Si la formulation se veut performative, il n’est fait mention nulle part du fait que le télétravail serait «obligatoire». Or, aiment à rappeler certains juristes et syndicats, le Conseil d’Etat soulignait en octobre 2020 que le protocole constituait «un ensemble de recommandations pour la déclinaison matérielle de l’obligation de sécurité de l’employeur». Partant de quoi il serait loin d’avoir la même force qu’un texte de loi ou un article inscrit dans le code du travail.
C’est ainsi qu’en novembre 2020, lors du second confinement, bien des entreprises firent fi de la demande du gouvernement de réinstaurer un télétravail intégral quand c’était possible. Depuis, le recours à ce mode d’organisation a considérablement reculé : en novembre, seul un salarié sur cinq avait été au moins un jour en télétravail, selon la Dares, la direction des recherches du ministère du Travail.

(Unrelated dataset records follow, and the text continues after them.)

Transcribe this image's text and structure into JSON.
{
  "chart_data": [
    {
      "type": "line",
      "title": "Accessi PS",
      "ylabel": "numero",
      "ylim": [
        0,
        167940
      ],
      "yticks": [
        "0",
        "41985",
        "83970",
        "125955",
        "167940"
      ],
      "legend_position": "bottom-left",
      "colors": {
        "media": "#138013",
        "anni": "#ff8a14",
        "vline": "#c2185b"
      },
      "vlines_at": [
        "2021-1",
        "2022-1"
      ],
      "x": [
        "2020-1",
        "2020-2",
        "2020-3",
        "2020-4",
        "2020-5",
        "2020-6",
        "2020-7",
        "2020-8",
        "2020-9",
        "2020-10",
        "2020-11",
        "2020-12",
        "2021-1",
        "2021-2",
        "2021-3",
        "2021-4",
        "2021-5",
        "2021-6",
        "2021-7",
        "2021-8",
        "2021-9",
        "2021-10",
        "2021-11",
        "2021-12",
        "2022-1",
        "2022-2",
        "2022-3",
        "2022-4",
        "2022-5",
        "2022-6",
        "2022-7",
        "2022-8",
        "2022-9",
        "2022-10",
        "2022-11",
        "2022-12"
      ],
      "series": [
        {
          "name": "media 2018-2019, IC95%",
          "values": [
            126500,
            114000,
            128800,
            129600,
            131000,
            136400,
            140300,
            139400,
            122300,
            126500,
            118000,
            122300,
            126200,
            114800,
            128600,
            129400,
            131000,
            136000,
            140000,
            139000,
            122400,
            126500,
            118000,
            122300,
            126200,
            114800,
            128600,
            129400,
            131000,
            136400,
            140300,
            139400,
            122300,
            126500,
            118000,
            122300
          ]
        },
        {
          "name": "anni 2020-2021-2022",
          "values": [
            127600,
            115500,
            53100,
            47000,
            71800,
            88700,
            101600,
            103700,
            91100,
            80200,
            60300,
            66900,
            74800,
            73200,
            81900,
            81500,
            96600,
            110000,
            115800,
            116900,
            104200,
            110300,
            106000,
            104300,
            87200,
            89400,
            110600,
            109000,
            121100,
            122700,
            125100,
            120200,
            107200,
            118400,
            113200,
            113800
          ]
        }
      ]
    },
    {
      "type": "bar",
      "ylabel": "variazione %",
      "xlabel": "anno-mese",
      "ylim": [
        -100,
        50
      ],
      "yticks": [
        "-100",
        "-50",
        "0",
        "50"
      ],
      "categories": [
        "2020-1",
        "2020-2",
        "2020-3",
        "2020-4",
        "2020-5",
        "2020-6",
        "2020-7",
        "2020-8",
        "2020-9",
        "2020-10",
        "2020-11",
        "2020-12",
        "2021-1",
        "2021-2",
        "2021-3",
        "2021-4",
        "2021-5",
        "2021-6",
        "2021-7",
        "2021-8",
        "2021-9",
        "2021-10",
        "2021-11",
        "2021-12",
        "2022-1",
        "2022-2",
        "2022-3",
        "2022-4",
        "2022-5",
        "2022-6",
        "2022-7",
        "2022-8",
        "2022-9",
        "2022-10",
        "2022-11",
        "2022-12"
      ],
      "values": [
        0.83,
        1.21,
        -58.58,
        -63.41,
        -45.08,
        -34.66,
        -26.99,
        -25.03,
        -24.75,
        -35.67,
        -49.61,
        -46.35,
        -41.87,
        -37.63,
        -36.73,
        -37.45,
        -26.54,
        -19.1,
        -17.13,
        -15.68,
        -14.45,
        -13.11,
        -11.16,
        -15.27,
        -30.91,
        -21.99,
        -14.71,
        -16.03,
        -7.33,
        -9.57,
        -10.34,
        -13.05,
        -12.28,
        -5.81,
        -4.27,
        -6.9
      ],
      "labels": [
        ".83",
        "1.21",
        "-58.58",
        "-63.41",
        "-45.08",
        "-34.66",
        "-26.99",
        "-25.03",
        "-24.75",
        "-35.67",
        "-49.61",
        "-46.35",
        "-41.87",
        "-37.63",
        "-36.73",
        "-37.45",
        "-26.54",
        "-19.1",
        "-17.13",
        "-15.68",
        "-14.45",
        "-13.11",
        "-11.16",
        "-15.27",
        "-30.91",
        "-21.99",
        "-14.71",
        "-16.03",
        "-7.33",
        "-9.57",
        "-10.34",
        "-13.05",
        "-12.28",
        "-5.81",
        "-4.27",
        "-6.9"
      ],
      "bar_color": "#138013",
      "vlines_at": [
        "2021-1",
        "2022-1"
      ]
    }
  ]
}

Fort de cette expérience malheureuse, le gouvernement compte cette fois serrer la vis pour de bon, en agitant une menace financière à destination des patrons qui ne «joueraient pas le jeu» – pour reprendre l’expression consacrée. Ainsi, la ministre du Travail a annoncé ce jeudi matin que les entreprises récalcitrantes pourraient écoper d’une amende allant jusqu’à 1 000 euros par salarié «dont la situation n’est pas conforme», dans la limite de 50 000 euros. La mesure devrait être intégrée, via un amendement (dont la teneur exacte est encore inconnue), au projet de loi sur le pass vaccinal qui sera discuté à compter du 3 janvier au Parlement. Selon Elisabeth Borne, cela permettra à l’inspection du travail de sanctionner plus rapidement et plus efficacement les rétifs. «Je souhaite un système plus rapide et donc plus dissuasif en permettant à l’inspection du travail de pouvoir prononcer des sanctions sans attendre la procédure judiciaire», a-t-elle expliqué sur LCI.

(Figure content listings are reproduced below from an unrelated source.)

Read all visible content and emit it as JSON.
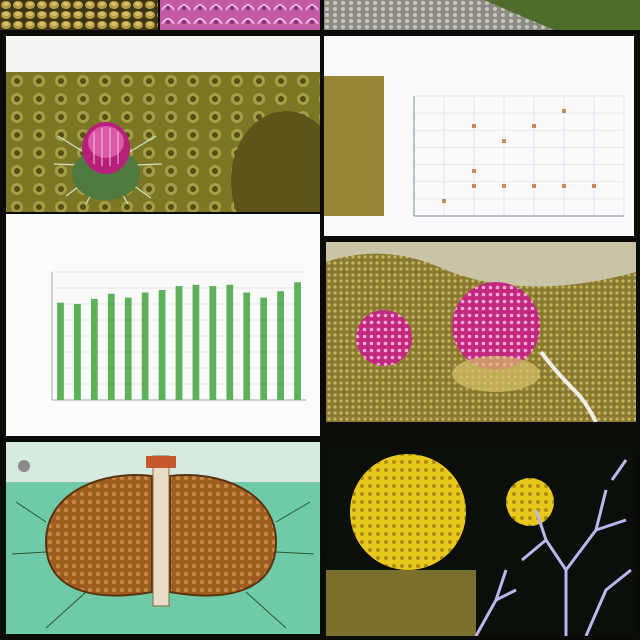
{
  "tiles": {
    "top_strip": [
      "snake-scale-texture",
      "pink-coral-texture",
      "gray-gravel-texture"
    ],
    "thistle_panel": {
      "caption": "",
      "colors": {
        "flower": "#b6207a",
        "background": "#8a8630"
      }
    },
    "scatter_panel": {
      "caption": ""
    },
    "bar_panel": {
      "caption": "",
      "bar_color": "#5cb15a"
    },
    "pollen_panel": {
      "colors": {
        "sphere": "#c2287e",
        "ground": "#8a7a30"
      }
    },
    "organ_panel": {
      "caption": "",
      "colors": {
        "organ": "#9e5d1f",
        "background": "#6fcaa7"
      }
    },
    "sphere_coral_panel": {
      "colors": {
        "sphere": "#e9c81c",
        "coral": "#b9b7ee"
      }
    }
  },
  "chart_data": [
    {
      "type": "scatter",
      "x": [
        1,
        2,
        2,
        3,
        4,
        5,
        6,
        5,
        3,
        2,
        4
      ],
      "y": [
        1,
        2,
        6,
        5,
        2,
        2,
        2,
        7,
        2,
        3,
        6
      ],
      "title": "",
      "xlabel": "",
      "ylabel": "",
      "grid": true
    },
    {
      "type": "bar",
      "categories": [
        "",
        "",
        "",
        "",
        "",
        "",
        "",
        "",
        "",
        "",
        "",
        "",
        "",
        "",
        ""
      ],
      "values": [
        76,
        75,
        79,
        83,
        80,
        84,
        86,
        89,
        90,
        89,
        90,
        84,
        80,
        85,
        92
      ],
      "title": "",
      "xlabel": "",
      "ylabel": "",
      "ylim": [
        0,
        100
      ],
      "grid": true
    }
  ]
}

Signe d’une inflexion notable du gouvernement sur le sujet, l’introduction de cette amende administrative répond à une demande formulée (il y a pas moins de treize mois, tout de même) par la CGT-TEFP, premier syndicat des inspecteurs du travail. De quoi satisfaire ses représentants aujourd’hui ? «Ça reste un outil assez long à mettre en œuvre, parce qu’il y a toute une procédure», tempère sa secrétaire nationale, Alexandra Abadie. Si le mot «amende» convoque, chez le péquin lambda, l’image d’un carnet à souche et surtout celle d’une sanction immédiate, la syndicaliste affirme que dans le cas de ces amendes administratives, la procédure pourra durer jusqu’à six mois. Dans l’intervalle, l’employeur aura pu faire valoir des arguments justifiant qu’il ne recoure pas au télétravail. «A partir du moment où on n’a pas de texte précis qui dit que le télétravail est obligatoire, on ne peut pas se baser que sur l’absence de télétravail pour le sanctionner. Il faut qu’on ait constaté sur place qu’il n’y a pas d’autres mesures», précise Alexandra Abadie. Sur LCI, Elisabeth Borne a effectivement suggéré que l’amende serait infligée aux entreprises qui ne respectent pas un ensemble de règles, celles-ci comprenant la mise en œuvre du télétravail, mais aussi la distanciation physique ou le port du masque.
Effectifs insuffisants
Toutes ces choses mises bout à bout rendent Alexandra Abadie sceptique quant au fait de permettre «une régularisation de la situation dans l’immédiat». «Or, ajoute-t-elle, on parle d’un risque d’exposition immédiate qui demande de pouvoir soustraire le salarié immédiatement à ce risque d’exposition. C’est pourquoi on demande d’avoir la possibilité d’arrêter l’activité le temps que l’entreprise mette en œuvre des mesures de prévention.» La syndicaliste souligne par ailleurs que les agents de contrôle sont en effectifs insuffisants pour mener à bien leur mission, avec un inspecteur du travail pour 11 000 salariés. «Annoncer 5 000 nouveaux contrôles dans la presse, c’est facile, mais sur le terrain, on n’a pas les moyens.» Selon elle, les 28 000 interventions sur la thématique sanitaire menées entre janvier et novembre 2021 ont donné lieu à seulement 110 mises en demeure.